8 Ekim 2011 Cumartesi

Kabataş İskeleleri, İstanbul

 Kabataş İskeleleri
Kabataş İskelesi XIX. yüzyılda yapılmıştır. Köse Kethüdası olarak tanınan Mustafa Necip Çelebi buraya yakın olan yalısını tamir ettirirken buradaki büyük bir kaya parçasını yontarak iskele durumuna getirmiştir. Bu iskele uzun süre kullanılmış sonra da burada yapılan bir binanın temeli olmuştur. Bu yüzden de bu iskeleye Kabataş ismi yakıştırılmıştır.

Osmanlı tarihinde kayıkların yanaştığı bir iskele olan Kabataş lodos fırtınalarından etkilendiğinden Sultan Abdülmecit 1850 yılında burasını bir liman haline getirmiştir.

Bu limanın yapımını belirten bir yüzü deniz cephesine, diğer yüzü de Küçük Limana bakan taş bir abideyi buraya koydurmuştur. Bu anıt kaynaklara Hadika ismi ile geçmiştir. Anıtın bir yüzünde burada yapılan limanın faydaları anlatılmakta, diğer yüzünde de Abdülmecit’e söylenen dualara yer verilmiştir:

Bu sulardan geçince furtuna hengâmi kayıklar
Hatrı hufu ile nasa gelürdu dehşeti uzma
Bu limanı O cevheriz ihsan edecek icad
Kabataş oldu gevher pare-i emniyet derya
Reha buldukça tendbaddan zevrak çeler bunda
O şahı rüzgârın fitnesinden saklasın rüzgâr

Kitabenin deniz tarafında da Sultan Abdülmecit’e söylenen sözler yer almaktadır:

Bu manzume ile Ziver tam olursa nola tarihim
Kabataş oldu bu liman ile bak cayı emniyet 1267.

Anıtın üzerinde de Sultan Abdülmecit'in tuğrası bulunmaktadır.

XIX. yüzyılın sonlarında Şirketi Hayriye tarafından burada ahşap bir iskele yapılmış ve Üsküdar’a sefer yapan yandan çarklı vapurlar bu iskeleyi kullanmışlardır. Kabataş İskelesi 1960 yılında betonarme olarak yeniden yapılmıştır. 1989 yılında bu iskele yıkılmış ve yerine daha büyük bir iskele yapılmıştır.
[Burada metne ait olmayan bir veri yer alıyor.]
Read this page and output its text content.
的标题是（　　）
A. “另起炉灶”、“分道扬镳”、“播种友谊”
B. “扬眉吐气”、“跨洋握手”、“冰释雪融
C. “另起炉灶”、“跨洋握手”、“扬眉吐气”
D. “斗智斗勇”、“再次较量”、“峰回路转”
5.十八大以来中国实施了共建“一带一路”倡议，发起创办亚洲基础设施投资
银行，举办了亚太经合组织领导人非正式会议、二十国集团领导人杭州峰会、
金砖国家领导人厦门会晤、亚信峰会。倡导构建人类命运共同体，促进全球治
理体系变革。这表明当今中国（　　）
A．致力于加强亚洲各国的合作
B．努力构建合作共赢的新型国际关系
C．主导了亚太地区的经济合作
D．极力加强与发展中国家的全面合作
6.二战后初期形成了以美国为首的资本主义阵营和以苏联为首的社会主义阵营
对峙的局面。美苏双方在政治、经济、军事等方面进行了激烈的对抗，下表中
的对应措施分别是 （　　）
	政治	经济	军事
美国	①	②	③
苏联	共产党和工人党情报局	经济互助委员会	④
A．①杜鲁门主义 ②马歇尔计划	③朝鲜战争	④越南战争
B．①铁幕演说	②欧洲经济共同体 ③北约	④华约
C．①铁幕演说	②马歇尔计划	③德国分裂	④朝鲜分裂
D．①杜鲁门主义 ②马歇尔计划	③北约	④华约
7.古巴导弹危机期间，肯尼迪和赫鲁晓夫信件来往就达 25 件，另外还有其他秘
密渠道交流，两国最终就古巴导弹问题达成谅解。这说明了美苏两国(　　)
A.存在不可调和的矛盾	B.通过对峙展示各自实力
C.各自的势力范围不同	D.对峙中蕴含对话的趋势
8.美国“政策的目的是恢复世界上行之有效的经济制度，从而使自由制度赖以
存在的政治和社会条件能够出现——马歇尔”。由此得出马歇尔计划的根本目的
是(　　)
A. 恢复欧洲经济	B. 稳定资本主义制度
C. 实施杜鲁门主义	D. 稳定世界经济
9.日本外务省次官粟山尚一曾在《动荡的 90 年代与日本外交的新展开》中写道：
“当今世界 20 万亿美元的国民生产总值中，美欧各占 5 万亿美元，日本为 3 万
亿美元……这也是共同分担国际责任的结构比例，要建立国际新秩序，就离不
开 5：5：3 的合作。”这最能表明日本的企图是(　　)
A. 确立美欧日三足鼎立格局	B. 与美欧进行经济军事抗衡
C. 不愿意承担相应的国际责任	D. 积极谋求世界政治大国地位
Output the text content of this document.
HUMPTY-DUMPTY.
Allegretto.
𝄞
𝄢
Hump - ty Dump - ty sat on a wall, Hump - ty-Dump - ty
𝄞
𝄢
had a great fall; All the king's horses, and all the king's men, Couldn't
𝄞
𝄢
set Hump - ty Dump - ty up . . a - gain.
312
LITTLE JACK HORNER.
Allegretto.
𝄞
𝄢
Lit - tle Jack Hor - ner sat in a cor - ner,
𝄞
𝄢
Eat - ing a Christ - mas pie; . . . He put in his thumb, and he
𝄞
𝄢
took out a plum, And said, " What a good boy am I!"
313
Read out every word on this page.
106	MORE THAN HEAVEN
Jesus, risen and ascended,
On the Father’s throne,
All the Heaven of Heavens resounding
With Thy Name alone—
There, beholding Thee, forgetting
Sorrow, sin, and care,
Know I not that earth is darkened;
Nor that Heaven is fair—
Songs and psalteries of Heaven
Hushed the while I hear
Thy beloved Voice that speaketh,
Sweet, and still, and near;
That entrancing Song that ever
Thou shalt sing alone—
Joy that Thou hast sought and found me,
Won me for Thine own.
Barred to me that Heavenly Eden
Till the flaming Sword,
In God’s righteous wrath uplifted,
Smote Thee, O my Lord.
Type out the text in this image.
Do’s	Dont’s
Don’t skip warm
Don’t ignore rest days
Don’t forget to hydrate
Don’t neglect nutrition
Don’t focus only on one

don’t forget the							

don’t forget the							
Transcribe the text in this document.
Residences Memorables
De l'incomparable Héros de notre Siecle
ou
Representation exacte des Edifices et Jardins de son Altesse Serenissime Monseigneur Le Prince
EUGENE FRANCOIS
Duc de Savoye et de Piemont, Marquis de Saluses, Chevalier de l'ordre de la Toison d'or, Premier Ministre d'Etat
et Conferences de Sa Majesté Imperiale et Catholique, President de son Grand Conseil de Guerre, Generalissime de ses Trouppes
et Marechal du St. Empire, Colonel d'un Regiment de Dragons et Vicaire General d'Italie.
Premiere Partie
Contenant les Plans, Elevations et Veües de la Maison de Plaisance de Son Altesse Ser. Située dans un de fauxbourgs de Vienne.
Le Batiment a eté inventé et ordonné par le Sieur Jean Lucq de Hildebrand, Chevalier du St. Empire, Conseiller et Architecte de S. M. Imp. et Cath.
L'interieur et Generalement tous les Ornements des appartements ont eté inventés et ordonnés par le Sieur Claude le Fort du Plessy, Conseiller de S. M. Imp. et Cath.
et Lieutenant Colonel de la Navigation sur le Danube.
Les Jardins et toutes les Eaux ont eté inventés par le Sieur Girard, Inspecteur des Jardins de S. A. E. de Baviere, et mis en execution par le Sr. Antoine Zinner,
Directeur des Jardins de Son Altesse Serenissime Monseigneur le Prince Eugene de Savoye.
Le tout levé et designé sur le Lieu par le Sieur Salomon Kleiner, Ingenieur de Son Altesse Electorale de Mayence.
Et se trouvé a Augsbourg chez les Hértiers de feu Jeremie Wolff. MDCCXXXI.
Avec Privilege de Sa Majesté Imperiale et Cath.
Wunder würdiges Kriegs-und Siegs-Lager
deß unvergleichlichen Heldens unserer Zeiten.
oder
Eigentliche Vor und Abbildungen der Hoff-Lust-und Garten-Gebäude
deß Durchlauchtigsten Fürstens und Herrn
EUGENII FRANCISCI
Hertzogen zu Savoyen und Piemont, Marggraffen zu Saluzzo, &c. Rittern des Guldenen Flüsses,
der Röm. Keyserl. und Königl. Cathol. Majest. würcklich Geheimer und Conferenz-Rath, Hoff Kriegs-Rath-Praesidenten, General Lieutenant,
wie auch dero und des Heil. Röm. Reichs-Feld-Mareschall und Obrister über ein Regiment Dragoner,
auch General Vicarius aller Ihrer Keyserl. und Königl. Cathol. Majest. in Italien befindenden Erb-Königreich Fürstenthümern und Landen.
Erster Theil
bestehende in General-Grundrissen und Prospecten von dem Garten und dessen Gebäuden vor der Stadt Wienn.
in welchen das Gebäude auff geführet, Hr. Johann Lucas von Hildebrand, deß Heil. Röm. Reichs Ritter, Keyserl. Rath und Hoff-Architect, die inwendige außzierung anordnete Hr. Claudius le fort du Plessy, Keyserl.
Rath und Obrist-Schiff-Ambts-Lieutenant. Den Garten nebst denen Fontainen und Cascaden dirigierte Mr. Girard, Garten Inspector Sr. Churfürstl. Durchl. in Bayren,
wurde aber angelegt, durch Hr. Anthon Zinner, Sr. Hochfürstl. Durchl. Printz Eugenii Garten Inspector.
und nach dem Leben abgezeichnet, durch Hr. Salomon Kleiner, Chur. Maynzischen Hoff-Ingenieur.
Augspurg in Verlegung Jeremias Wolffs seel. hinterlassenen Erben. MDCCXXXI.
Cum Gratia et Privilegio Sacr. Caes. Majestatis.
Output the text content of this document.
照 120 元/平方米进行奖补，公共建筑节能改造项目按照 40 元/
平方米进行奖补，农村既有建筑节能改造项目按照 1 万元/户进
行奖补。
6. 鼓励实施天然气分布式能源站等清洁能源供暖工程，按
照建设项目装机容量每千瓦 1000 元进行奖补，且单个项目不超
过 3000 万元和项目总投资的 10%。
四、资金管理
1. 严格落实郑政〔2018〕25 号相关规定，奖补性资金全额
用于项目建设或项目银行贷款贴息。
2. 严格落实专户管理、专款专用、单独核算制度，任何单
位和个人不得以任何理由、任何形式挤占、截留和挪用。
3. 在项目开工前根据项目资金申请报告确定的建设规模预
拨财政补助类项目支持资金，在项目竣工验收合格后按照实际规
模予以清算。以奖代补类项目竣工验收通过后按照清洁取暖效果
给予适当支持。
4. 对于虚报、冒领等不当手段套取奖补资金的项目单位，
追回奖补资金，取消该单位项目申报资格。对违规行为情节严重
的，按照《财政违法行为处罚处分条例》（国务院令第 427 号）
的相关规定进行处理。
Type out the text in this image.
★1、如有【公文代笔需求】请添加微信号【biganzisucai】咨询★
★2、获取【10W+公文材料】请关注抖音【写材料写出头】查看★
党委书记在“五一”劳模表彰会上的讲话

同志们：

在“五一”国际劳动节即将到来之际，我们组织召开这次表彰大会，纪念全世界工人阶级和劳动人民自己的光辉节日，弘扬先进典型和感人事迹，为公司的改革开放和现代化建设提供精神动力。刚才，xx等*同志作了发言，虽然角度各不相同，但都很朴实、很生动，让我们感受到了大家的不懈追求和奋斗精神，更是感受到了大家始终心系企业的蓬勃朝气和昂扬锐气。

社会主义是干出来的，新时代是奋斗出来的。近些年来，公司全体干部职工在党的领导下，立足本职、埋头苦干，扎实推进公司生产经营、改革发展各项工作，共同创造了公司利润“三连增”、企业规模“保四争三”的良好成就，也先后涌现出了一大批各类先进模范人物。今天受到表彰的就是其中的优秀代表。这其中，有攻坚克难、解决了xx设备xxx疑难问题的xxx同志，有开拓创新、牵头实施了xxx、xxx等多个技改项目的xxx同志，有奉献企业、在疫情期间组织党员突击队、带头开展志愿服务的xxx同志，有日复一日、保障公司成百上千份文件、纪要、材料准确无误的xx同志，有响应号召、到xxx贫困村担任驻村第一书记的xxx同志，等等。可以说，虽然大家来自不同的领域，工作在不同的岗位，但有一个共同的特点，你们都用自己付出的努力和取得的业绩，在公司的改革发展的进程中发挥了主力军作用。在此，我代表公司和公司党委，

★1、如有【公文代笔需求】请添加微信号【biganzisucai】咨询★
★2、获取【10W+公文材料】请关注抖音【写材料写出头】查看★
Kabataş İskelesi dikdörtgen planlı, betonarme bir yapı olup, üzeri düz çatılıdır. İskelenin girişinde iki gişe ve sonra da turnikeler vardır. Turnikelerden büyük bir yolcu salonuna geçilir. Bu bölümün her iki yan duvarı geniş pencerelidir. İçeride eski İstanbul’un resmi duvara yerleştirilmiştir. İskelenin yanına küçük bir ek bölüm yapılmış olup, burada gişe memurları ve çımacıların odaları bulunmaktadır.

İskelenin denize doğru uzanan 55.00 m. uzunluğunda, 23.00 m. genişliğinde betonarme bir yanaşma yeri bulunmaktadır. İskele üç geminin aynı anda yanaşabileceği kapasitededir. Buradan Üsküdar, Yalova ve Çınarcık seferleri yapılmaktadır.

Kabataş İskelesinin 50 m. ilerisinde, Dolmabahçe yönünde küçük bir iskele daha bulunmaktadır. Dikdörtgen planlı, geniş ve yuvarlak kemerli pencereleri olan bu iskele çoğunlukla yaz aylarında kullanılmakta ve motorlara da hizmet vermektedir.

Kabataş’taki bir diğer iskele XX. yüzyılın sonlarına doğru yapılmış olan Deniz Otobüsleri İskelesidir. Vapur iskelesinin Fındıklı yönündeki bu iskele denize dik, dar kenarlı ve çelik konstrüksiyonlu fabrikasyondur. Üzeri beşik çatı ile örtülüdür. İskelenin girişinde gişe ve turnikeler bulunmaktadır. Bekleme salonunda Bostancı, Yalova ve Büyükada yolcularına ayrılan üç ayrı bekleme salonu vardır. İskelenin denize ve caddeye bakan kısımlarına sundurmalar eklenmiştir. Önünde de kıyıya paralel betonarme bir yanaşma yeri bulunmaktadır.